Cloudera DataFlow key features

Cloudera DataFlow for the Public Cloud (CDF-PC) is a cloud-native universal data distribution service powered by Apache NiFi ​​ that enables you to connect to any data source, process and deliver data to any destination. For more details on features and functionalities, see the below list.

Flow and resource isolation

CDF allows you to easily isolate data flows from each other and guarantee a set of resources to each data flow without requiring administrators to create additional NiFi clusters. For each flow deployment, CDF creates a dedicated, auto-scaling NiFi cluster on the shared Kubernetes resources in an environment. So flow deployments can scale independently from each other, allowing you to isolate flow deployments and assign resources to deployments as needed.

Flow isolation can be useful when you want to guarantee a set of resources for a specific data flow or when you want to isolate failure domains.

Auto-scaling flow deployments

CDF offers two types of auto-scaling capabilities for Apache NiFi data flows. Flow deployments may automatically scale up and down based on CPU utilization within the boundaries that are set in the deployment wizard.
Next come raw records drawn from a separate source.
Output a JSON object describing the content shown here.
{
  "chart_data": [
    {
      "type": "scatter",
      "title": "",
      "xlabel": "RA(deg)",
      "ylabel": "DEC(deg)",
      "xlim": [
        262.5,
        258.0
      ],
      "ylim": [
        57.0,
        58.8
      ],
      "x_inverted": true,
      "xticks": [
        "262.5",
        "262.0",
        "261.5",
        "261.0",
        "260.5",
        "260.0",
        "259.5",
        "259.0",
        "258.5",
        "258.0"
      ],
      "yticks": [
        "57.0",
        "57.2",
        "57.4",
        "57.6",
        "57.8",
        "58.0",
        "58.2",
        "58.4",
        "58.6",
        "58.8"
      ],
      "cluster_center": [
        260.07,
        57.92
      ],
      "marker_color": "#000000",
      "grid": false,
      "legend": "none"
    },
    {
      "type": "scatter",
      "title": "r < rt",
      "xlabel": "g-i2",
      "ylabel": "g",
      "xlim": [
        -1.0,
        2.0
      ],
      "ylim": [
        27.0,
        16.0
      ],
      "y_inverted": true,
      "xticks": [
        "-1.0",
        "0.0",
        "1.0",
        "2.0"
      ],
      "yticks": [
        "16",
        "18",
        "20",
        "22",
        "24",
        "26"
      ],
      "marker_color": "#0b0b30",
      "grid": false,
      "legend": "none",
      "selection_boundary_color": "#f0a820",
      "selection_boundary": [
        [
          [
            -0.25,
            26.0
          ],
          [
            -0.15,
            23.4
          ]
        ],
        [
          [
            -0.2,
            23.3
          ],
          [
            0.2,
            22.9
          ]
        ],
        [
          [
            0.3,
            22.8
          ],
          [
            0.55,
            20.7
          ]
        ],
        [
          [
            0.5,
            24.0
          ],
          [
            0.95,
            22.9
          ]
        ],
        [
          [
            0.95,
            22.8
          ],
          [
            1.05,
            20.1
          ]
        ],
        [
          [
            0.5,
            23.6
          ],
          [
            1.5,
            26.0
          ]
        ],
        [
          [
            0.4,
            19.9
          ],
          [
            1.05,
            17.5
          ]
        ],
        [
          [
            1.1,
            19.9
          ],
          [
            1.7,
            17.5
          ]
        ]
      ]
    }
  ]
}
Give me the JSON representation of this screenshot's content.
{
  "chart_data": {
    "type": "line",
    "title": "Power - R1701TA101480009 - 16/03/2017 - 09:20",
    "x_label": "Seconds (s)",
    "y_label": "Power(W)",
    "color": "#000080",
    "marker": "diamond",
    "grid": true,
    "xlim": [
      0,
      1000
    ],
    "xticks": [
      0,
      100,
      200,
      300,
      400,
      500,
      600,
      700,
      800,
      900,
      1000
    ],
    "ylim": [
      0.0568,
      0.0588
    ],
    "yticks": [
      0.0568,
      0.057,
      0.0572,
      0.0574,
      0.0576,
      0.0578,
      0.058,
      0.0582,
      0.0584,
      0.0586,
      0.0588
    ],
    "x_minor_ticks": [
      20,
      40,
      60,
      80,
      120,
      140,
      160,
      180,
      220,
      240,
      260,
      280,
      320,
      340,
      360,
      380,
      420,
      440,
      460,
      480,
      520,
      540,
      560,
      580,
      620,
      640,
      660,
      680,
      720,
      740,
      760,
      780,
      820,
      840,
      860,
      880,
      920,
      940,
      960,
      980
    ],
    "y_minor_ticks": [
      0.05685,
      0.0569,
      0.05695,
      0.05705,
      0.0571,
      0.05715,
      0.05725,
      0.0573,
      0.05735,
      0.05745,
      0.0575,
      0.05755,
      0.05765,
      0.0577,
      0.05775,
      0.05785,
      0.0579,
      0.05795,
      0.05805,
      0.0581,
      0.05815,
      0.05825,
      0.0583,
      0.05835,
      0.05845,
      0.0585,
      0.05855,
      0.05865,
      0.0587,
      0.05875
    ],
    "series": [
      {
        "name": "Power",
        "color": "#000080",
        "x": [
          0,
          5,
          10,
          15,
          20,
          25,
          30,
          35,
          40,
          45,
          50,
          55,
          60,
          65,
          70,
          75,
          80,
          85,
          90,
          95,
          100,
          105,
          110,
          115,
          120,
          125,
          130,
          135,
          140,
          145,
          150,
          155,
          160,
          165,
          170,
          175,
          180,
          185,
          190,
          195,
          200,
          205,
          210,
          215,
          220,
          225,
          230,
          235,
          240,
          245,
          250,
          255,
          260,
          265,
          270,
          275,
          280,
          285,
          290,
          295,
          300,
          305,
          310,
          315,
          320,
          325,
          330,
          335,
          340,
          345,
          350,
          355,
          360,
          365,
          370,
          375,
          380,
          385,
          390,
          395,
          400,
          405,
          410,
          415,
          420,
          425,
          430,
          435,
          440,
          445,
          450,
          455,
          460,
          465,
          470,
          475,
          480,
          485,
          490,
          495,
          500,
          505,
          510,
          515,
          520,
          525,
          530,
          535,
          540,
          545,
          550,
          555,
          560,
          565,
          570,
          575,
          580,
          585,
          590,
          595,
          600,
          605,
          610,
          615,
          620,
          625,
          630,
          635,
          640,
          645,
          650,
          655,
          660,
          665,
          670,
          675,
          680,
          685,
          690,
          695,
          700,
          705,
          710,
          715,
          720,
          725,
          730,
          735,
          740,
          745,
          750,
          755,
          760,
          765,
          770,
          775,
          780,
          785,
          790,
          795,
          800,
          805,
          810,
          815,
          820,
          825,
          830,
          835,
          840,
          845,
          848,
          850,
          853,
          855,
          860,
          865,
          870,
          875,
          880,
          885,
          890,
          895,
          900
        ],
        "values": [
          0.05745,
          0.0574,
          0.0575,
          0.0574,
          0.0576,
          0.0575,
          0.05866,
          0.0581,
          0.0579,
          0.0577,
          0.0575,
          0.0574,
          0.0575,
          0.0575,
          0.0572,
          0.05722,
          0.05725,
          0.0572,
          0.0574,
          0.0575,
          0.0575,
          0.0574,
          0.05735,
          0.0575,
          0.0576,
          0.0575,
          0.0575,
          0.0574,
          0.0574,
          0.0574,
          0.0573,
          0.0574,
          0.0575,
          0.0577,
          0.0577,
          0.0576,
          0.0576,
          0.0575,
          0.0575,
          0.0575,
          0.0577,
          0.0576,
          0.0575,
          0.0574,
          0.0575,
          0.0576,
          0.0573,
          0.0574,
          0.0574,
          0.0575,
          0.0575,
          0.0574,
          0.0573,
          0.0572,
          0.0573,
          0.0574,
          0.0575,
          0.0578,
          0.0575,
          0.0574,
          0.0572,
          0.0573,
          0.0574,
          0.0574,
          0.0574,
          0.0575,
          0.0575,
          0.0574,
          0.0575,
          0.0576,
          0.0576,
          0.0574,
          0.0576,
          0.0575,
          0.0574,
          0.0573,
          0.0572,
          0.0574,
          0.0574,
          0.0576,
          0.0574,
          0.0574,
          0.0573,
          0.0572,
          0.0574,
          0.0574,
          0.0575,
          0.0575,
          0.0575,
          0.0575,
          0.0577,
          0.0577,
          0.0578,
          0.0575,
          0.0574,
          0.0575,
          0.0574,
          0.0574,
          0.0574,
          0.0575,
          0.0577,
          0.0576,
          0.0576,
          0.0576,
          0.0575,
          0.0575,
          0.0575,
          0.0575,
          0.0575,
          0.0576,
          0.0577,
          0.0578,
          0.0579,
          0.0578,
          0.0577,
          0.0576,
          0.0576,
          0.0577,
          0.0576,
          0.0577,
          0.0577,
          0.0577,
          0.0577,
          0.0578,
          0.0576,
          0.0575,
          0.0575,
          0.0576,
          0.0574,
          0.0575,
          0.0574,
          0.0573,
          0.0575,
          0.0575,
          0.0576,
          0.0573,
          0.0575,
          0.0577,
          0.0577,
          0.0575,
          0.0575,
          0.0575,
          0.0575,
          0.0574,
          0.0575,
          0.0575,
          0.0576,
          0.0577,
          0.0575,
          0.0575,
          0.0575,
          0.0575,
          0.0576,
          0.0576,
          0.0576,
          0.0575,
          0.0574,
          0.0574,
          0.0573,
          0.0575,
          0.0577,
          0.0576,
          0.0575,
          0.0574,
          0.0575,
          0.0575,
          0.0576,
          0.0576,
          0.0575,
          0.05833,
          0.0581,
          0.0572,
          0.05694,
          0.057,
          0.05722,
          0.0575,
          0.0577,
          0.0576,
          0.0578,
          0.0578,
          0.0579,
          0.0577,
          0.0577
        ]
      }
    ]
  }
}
In this case CDF scales flow deployments by adding or removing NiFi pods on the Kubernetes cluster as needed, as well as scaling the Kubernetes cluster up or down within boundaries specified during DataFlow enablement.

On top of scaling based on CPU utilization, you may also enable Flow Metrics Scaling in the deployment wizard. This feature adds or removes NiFi pods to the Kubernetes cluster based on anticipated traffic on connection(s) where data first enters the flow. Scaling happens automatically, driven by a prediction algorithm, that uses a backpressure prediction metric to forecast how full a queue will be within a predefined period of time. The metric targets only connections which are attached to source processors. You do not need to configure anything during flow deployment. When Flow Metrics Scaling is enabled, both this metric and CPU utilization are considered. Whichever metric calls for higher scale will be obeyed.

Fault tolerant flow deployments

Flow Deployments use persistent volumes to store NiFi repositories in a durable way. In case of an instance or pod failure, CDF automatically spins up new pods and re-attaches the persistent volumes to ensure data processing continues from where it was interrupted.

Quick flow deployment with predefined ReadyFlows

You can quickly deploy a predefined set of data flows with minimal configuration called ReadyFlows. ReadyFlows provide you with an easy way to implement the most common data flow use cases.

Serverless NiFi Flows with DataFlow Functions

DataFlow Functions allows you to deploy NiFi flows not only as long running auto scaling Kubernetes clusters but also as functions on cloud providers’ serverless compute services including AWS Lambda, Azure Functions, and Google Cloud Functions. DataFlow Functions targets use cases that do not require always running NiFi flows, enables developers to focus more on business logic and less on operational management, and establishes a true pay for value model with a serverless architecture.

Central monitoring dashboard and KPIs

You can monitor your flow deployments across environments and cloud providers on a single dashboard. You can track important flow performance metrics by defining KPI alerts for your flow deployments.

Universal connectivity

You can connect to any data source or target using NiFi's rich processor library, including on-premise data sources, cloud data storage, cloud data warehouses, log data sources, cloud data analytics services, or cloud business process services.

Role-based access control

You can control which users are entitled to perform actions like enabling the data service, creating new flow deployments or new drafts by assigning predefined roles like Flow Administrator, Flow Developer or Flow User to individual CDP users or groups. By creating Projects and assigning resources to them, you can further restrict access to a subset of resources to CDP users or groups.

Secure inbound connections

You can easily provision secure, stable, and scalable endpoints, making it easy for any application to send data to flow deployments.

Continuous integration (CI) / Continuous deployment (CD)

The DataFlow service is built with automation in mind. Any action that is performed on the UI can be turned into a CLI statement for automation. Deploying a new NiFi flow is as easy as executing a single CLI command.